The inequality $||g||_\infty \geq \sup \{||fg||_p:f\in L^p(\mu)$ such that $||f||_p=1\}$ is obvious. So it is left to show the converse inequality and that the value is finite, but I have no idea here. Any hints?
Hint: If $\frac 1{\mu (E)} \int_E |g| d\mu\leq M$ for every set $E$ of positive measure then $|g| \leq M$ a.e. so $\|g\|_{\infty} \leq M$.
Now let $M=\sup \{\|fg\|_p: \|f\|_p=1\}$. Take $f=\frac 1 {\mu (E)^{1/p}} \chi_E$. Then $\|f\|_p=1$. By Holder's inequality we have $\frac 1{\mu (E)} \int_E |g| d\mu\leq \frac 1{\mu (E)} \|f(\mu (E)^{1/p}) g\|_p \|I_E\|^{q}$ where $\frac 1 p+\frac 1 q=1$. The desired equality now follows.
To show that $\|g\|_{\infty} <\infty$ consider $f =\sum a_n\chi_{n \leq |g| <n+1}$ where $a_n$ are positive numbers.

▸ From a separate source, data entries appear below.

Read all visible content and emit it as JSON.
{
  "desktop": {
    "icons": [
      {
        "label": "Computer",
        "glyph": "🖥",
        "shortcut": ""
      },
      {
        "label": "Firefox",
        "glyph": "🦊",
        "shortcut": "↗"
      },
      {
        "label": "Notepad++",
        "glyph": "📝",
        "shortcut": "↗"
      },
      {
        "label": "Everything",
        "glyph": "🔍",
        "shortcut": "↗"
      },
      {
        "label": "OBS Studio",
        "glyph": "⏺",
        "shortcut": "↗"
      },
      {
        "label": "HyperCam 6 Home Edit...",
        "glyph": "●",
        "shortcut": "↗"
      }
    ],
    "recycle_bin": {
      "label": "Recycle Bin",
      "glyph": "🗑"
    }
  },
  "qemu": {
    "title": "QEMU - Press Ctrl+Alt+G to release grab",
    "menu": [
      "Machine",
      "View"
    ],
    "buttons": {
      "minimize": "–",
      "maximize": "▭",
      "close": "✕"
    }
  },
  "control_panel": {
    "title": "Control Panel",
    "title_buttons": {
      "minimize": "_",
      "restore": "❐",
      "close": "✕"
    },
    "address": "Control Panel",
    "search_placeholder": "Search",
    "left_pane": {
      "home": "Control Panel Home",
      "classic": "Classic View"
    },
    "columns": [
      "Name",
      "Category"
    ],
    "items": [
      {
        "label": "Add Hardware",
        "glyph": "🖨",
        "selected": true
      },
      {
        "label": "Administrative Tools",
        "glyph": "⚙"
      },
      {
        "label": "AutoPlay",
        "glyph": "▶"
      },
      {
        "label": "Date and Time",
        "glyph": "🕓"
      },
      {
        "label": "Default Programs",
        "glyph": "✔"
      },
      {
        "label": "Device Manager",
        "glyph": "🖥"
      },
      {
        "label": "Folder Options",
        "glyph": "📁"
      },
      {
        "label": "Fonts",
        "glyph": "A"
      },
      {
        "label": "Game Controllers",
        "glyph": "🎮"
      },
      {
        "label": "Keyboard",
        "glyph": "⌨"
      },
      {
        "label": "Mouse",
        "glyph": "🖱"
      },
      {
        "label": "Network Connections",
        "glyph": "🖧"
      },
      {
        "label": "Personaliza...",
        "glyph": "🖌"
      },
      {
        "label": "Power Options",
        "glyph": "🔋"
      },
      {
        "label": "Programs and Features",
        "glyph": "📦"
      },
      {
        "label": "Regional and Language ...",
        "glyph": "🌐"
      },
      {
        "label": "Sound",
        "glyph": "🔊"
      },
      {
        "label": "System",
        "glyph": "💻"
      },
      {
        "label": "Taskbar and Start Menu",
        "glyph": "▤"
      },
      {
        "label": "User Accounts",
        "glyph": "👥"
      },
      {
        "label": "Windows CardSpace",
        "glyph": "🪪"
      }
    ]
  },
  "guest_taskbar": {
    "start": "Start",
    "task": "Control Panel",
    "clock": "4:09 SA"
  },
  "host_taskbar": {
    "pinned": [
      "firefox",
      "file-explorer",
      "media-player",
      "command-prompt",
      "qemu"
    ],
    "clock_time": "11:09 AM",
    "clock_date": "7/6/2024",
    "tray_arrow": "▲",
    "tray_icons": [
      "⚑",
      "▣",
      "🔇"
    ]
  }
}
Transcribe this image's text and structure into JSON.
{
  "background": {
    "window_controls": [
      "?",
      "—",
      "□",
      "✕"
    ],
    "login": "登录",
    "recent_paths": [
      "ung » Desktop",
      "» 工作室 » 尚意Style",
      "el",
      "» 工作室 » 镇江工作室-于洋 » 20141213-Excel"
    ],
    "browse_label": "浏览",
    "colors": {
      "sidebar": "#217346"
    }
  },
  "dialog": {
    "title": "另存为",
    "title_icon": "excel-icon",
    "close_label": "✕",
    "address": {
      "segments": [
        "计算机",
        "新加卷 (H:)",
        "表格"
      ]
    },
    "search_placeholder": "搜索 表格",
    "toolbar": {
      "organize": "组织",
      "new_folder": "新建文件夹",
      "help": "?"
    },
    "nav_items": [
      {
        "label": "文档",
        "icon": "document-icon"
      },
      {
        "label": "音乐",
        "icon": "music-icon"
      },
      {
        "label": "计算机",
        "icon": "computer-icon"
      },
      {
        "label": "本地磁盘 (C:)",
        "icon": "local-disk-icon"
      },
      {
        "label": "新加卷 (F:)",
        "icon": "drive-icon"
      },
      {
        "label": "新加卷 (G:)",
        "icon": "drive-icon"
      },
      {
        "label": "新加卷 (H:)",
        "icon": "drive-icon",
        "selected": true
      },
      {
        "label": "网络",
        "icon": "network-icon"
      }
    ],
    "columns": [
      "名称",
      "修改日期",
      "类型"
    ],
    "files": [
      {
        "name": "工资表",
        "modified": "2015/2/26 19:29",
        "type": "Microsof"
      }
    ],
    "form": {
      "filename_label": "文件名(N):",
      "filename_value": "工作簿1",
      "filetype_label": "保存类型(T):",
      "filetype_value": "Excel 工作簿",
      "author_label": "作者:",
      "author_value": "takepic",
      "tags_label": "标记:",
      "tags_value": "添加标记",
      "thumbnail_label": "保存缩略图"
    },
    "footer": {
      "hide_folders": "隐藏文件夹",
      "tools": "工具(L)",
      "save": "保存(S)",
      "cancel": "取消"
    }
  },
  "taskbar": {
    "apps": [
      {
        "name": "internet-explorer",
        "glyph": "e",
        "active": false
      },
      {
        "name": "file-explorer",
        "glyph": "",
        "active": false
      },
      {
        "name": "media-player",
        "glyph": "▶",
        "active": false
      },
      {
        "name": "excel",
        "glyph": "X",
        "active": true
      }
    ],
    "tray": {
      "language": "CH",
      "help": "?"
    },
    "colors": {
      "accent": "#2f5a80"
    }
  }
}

Let $c_n=\mu \{x: n \leq |g(x)| <n+1\}$. The hypothesis implies that $\sum a_n^{p} n^{p}c_n <\infty$ whenever $\sum a_n^{p} c_n <\infty$. I leave it to you to show that this can happen only when $c_n=0$ for $n$ sufficiently large. Of course this would then show that $g$ is essentially bounded.